Personal information
- Born: October 8, 1971 (age 54) Fort Worth, Texas, U.S.
- Listed height: 6 ft 4 in (1.93 m)
- Listed weight: 195 lb (88 kg)

Career information
- High school: Dunbar (Fort Worth, Texas)
- College: Tulsa (1990–1994)
- NBA draft: 1994: 2nd round, 42nd overall pick
- Drafted by: Cleveland Cavaliers
- Playing career: 1994–2004
- Position: Shooting guard / small forward

Career history
- 1994–1995: Quad City Thunder
- 1995–1997: Racing Antwerpen
- 1997–1998: Oostende
- 1998–1999: Rhöndorf
- 1999–2000: Skyliners Frankfurt
- 2000–2003: Dexia Mons-Hainaut
- 2003–2004: Racing Paris

Career highlights
- German Cup winner (2000); MVC Player of the Year (1994);
- Stats at Basketball Reference

= Gary Collier (basketball) =

American basketball player, sportsperson and basketball coach

Gary Collier (born October 8, 1971) is an American former college and professional basketball player who attended the University of Tulsa.

Collier played four seasons for the Golden Hurricane and was named the 1994 MVC player of the year. He led the 1994 NCAA Tournament in scoring average with 31.3 points per game.

Collier was drafted by the Cleveland Cavaliers in the 2nd round of the 1994 NBA draft; however, he never played in the NBA. He played the 1994–95 season with the Quad City Thunder in the Continental Basketball Association . Collier then took his game in Europe. He played his first two seasons for the Antwerp Diamond Giants. He then joined the Basketball Club Oostende, also in Belgium.

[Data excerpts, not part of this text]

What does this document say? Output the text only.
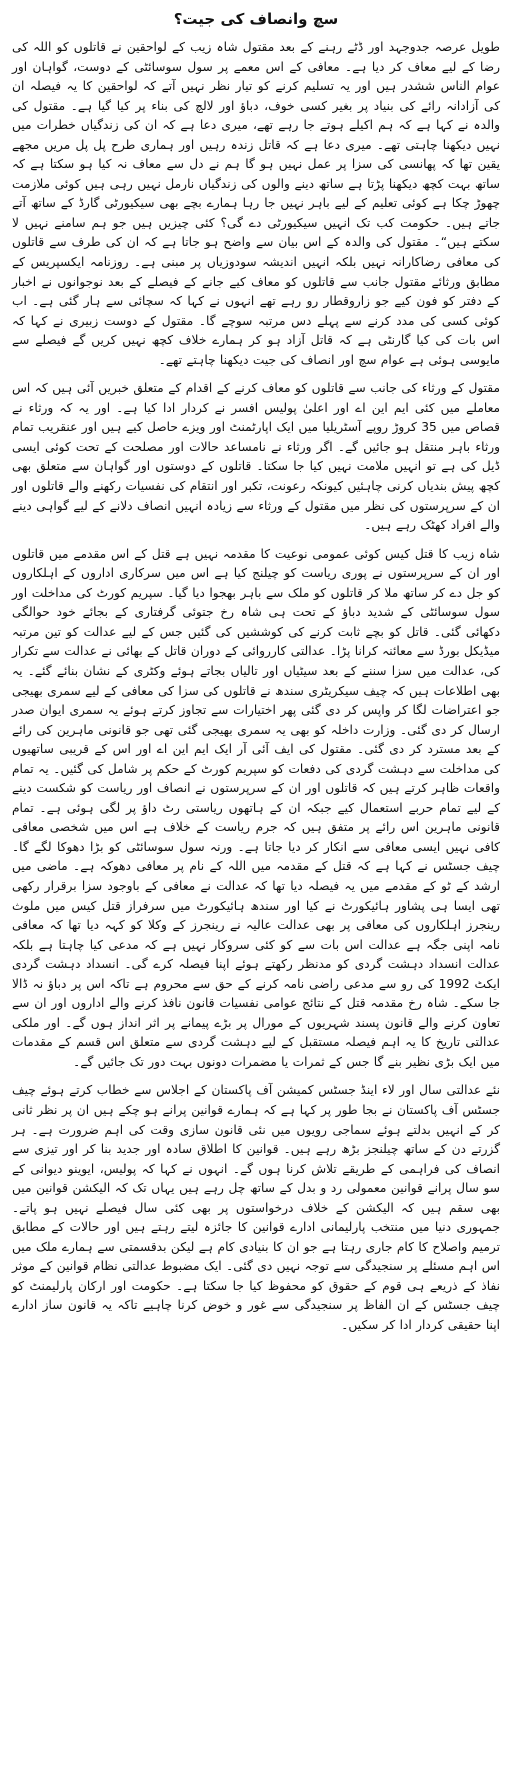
سچ وانصاف کی جیت؟

طویل عرصہ جدوجہد اور ڈٹے رہنے کے بعد مقتول شاہ زیب کے لواحقین نے قاتلوں کو اللہ کی رضا کے لیے معاف کر دیا ہے۔ معافی کے اس معمے پر سول سوسائٹی کے دوست، گواہان اور عوام الناس ششدر ہیں اور یہ تسلیم کرنے کو تیار نظر نہیں آتے کہ لواحقین کا یہ فیصلہ ان کی آزادانہ رائے کی بنیاد پر بغیر کسی خوف، دباؤ اور لالچ کی بناء پر کیا گیا ہے۔ مقتول کی والدہ نے کہا ہے کہ ہم اکیلے ہوتے جا رہے تھے، میری دعا ہے کہ ان کی زندگیاں خطرات میں نہیں دیکھنا چاہتی تھے۔ میری دعا ہے کہ قاتل زندہ رہیں اور ہماری طرح پل پل مریں مجھے یقین تھا کہ پھانسی کی سزا پر عمل نہیں ہو گا ہم نے دل سے معاف نہ کیا ہو سکتا ہے کہ ساتھ بہت کچھ دیکھنا پڑتا ہے ساتھ دینے والوں کی زندگیاں نارمل نہیں رہی ہیں کوئی ملازمت چھوڑ چکا ہے کوئی تعلیم کے لیے باہر نہیں جا رہا ہمارے بچے بھی سیکیورٹی گارڈ کے ساتھ آتے جاتے ہیں۔ حکومت کب تک انہیں سیکیورٹی دے گی؟ کئی چیزیں ہیں جو ہم سامنے نہیں لا سکتے ہیں“۔ مقتول کی والدہ کے اس بیان سے واضح ہو جاتا ہے کہ ان کی طرف سے قاتلوں کی معافی رضاکارانہ نہیں بلکہ انہیں اندیشہ سودوزیاں پر مبنی ہے۔ روزنامہ ایکسپریس کے مطابق ورثائے مقتول جانب سے قاتلوں کو معاف کیے جانے کے فیصلے کے بعد نوجوانوں نے اخبار کے دفتر کو فون کیے جو زاروقطار رو رہے تھے انہوں نے کہا کہ سچائی سے ہار گئی ہے۔ اب کوئی کسی کی مدد کرنے سے پہلے دس مرتبہ سوچے گا۔ مقتول کے دوست زبیری نے کہا کہ اس بات کی کیا گارنٹی ہے کہ قاتل آزاد ہو کر ہمارے خلاف کچھ نہیں کریں گے فیصلے سے مایوسی ہوئی ہے عوام سچ اور انصاف کی جیت دیکھنا چاہتے تھے۔

مقتول کے ورثاء کی جانب سے قاتلوں کو معاف کرنے کے اقدام کے متعلق خبریں آئی ہیں کہ اس معاملے میں کئی ایم این اے اور اعلیٰ پولیس افسر نے کردار ادا کیا ہے۔ اور یہ کہ ورثاء نے قصاص میں 35 کروڑ روپے آسٹریلیا میں ایک اپارٹمنٹ اور ویزے حاصل کیے ہیں اور عنقریب تمام ورثاء باہر منتقل ہو جائیں گے۔ اگر ورثاء نے نامساعد حالات اور مصلحت کے تحت کوئی ایسی ڈیل کی ہے تو انہیں ملامت نہیں کیا جا سکتا۔ قاتلوں کے دوستوں اور گواہان سے متعلق بھی کچھ پیش بندیاں کرنی چاہئیں کیونکہ رعونت، تکبر اور انتقام کی نفسیات رکھنے والے قاتلوں اور ان کے سرپرستوں کی نظر میں مقتول کے ورثاء سے زیادہ انہیں انصاف دلانے کے لیے گواہی دینے والے افراد کھٹک رہے ہیں۔

شاہ زیب کا قتل کیس کوئی عمومی نوعیت کا مقدمہ نہیں ہے قتل کے اس مقدمے میں قاتلوں اور ان کے سرپرستوں نے پوری ریاست کو چیلنج کیا ہے اس میں سرکاری اداروں کے اہلکاروں کو جل دے کر ساتھ ملا کر قاتلوں کو ملک سے باہر بھجوا دیا گیا۔ سپریم کورٹ کی مداخلت اور سول سوسائٹی کے شدید دباؤ کے تحت ہی شاہ رخ جتوئی گرفتاری کے بجائے خود حوالگی دکھائی گئی۔ قاتل کو بچے ثابت کرنے کی کوششیں کی گئیں جس کے لیے عدالت کو تین مرتبہ میڈیکل بورڈ سے معائنہ کرانا پڑا۔ عدالتی کارروائی کے دوران قاتل کے بھائی نے عدالت سے تکرار کی، عدالت میں سزا سننے کے بعد سیٹیاں اور تالیاں بجاتے ہوئے وکٹری کے نشان بنائے گئے۔ یہ بھی اطلاعات ہیں کہ چیف سیکریٹری سندھ نے قاتلوں کی سزا کی معافی کے لیے سمری بھیجی جو اعتراضات لگا کر واپس کر دی گئی پھر اختیارات سے تجاوز کرتے ہوئے یہ سمری ایوان صدر ارسال کر دی گئی۔ وزارت داخلہ کو بھی یہ سمری بھیجی گئی تھی جو قانونی ماہرین کی رائے کے بعد مسترد کر دی گئی۔ مقتول کی ایف آئی آر ایک ایم این اے اور اس کے قریبی ساتھیوں کی مداخلت سے دہشت گردی کی دفعات کو سپریم کورٹ کے حکم پر شامل کی گئیں۔ یہ تمام واقعات ظاہر کرتے ہیں کہ قاتلوں اور ان کے سرپرستوں نے انصاف اور ریاست کو شکست دینے کے لیے تمام حربے استعمال کیے جبکہ ان کے ہاتھوں ریاستی رٹ داؤ پر لگی ہوئی ہے۔ تمام قانونی ماہرین اس رائے پر متفق ہیں کہ جرم ریاست کے خلاف ہے اس میں شخصی معافی کافی نہیں ایسی معافی سے انکار کر دیا جاتا ہے۔ ورنہ سول سوسائٹی کو بڑا دھوکا لگے گا۔ چیف جسٹس نے کہا ہے کہ قتل کے مقدمہ میں اللہ کے نام پر معافی دھوکہ ہے۔ ماضی میں ارشد کے ٹو کے مقدمے میں یہ فیصلہ دیا تھا کہ عدالت نے معافی کے باوجود سزا برقرار رکھی تھی ایسا ہی پشاور ہائیکورٹ نے کیا اور سندھ ہائیکورٹ میں سرفراز قتل کیس میں ملوث رینجرز اہلکاروں کی معافی پر بھی عدالت عالیہ نے رینجرز کے وکلا کو کہہ دیا تھا کہ معافی نامہ اپنی جگہ ہے عدالت اس بات سے کو کئی سروکار نہیں ہے کہ مدعی کیا چاہتا ہے بلکہ عدالت انسداد دہشت گردی کو مدنظر رکھتے ہوئے اپنا فیصلہ کرے گی۔ انسداد دہشت گردی ایکٹ 1992 کی رو سے مدعی راضی نامہ کرنے کے حق سے محروم ہے تاکہ اس پر دباؤ نہ ڈالا جا سکے۔ شاہ رخ مقدمہ قتل کے نتائج عوامی نفسیات قانون نافذ کرنے والے اداروں اور ان سے تعاون کرنے والے قانون پسند شہریوں کے مورال پر بڑے پیمانے پر اثر انداز ہوں گے۔ اور ملکی عدالتی تاریخ کا یہ اہم فیصلہ مستقبل کے لیے دہشت گردی سے متعلق اس قسم کے مقدمات میں ایک بڑی نظیر بنے گا جس کے ثمرات یا مضمرات دونوں بہت دور تک جائیں گے۔

نئے عدالتی سال اور لاء اینڈ جسٹس کمیشن آف پاکستان کے اجلاس سے خطاب کرتے ہوئے چیف جسٹس آف پاکستان نے بجا طور پر کہا ہے کہ ہمارے قوانین پرانے ہو چکے ہیں ان پر نظر ثانی کر کے انہیں بدلتے ہوئے سماجی رویوں میں نئی قانون سازی وقت کی اہم ضرورت ہے۔ ہر گزرتے دن کے ساتھ چیلنجز بڑھ رہے ہیں۔ قوانین کا اطلاق سادہ اور جدید بنا کر اور تیزی سے انصاف کی فراہمی کے طریقے تلاش کرنا ہوں گے۔ انہوں نے کہا کہ پولیس، ایوینو دیوانی کے سو سال پرانے قوانین معمولی رد و بدل کے ساتھ چل رہے ہیں یہاں تک کہ الیکشن قوانین میں بھی سقم ہیں کہ الیکشن کے خلاف درخواستوں پر بھی کئی سال فیصلے نہیں ہو پاتے۔ جمہوری دنیا میں منتخب پارلیمانی ادارے قوانین کا جائزہ لیتے رہتے ہیں اور حالات کے مطابق ترمیم واصلاح کا کام جاری رہتا ہے جو ان کا بنیادی کام ہے لیکن بدقسمتی سے ہمارے ملک میں اس اہم مسئلے پر سنجیدگی سے توجہ نہیں دی گئی۔ ایک مضبوط عدالتی نظام قوانین کے موثر نفاذ کے ذریعے ہی قوم کے حقوق کو محفوظ کیا جا سکتا ہے۔ حکومت اور ارکان پارلیمنٹ کو چیف جسٹس کے ان الفاظ پر سنجیدگی سے غور و خوض کرنا چاہیے تاکہ یہ قانون ساز ادارے اپنا حقیقی کردار ادا کر سکیں۔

Collier played 1998–99 for Rhöndorf of the Basketball Bundesliga (BBL). After Dragons Rhöndorf sold their license to Frankfurt, he did play the next season for Frankfurt Skyliners. Collier then returned to Belgium, where he spent the following three seasons with Telindus Mons Hainaut. He averaged 17.4 points for Telindus Mons in the final Korać Cup in 2002. He played a final season in Europe with Paris Basket Racing, 2003–2004.

Following his playing career, Collier coached the boys' basketball coach at Arlington Heights High School in Fort Worth for four years leading them to the state semifinals in 2011. Collier is currently the boys' basketball coach at Crowley High School in the Tarrant County area.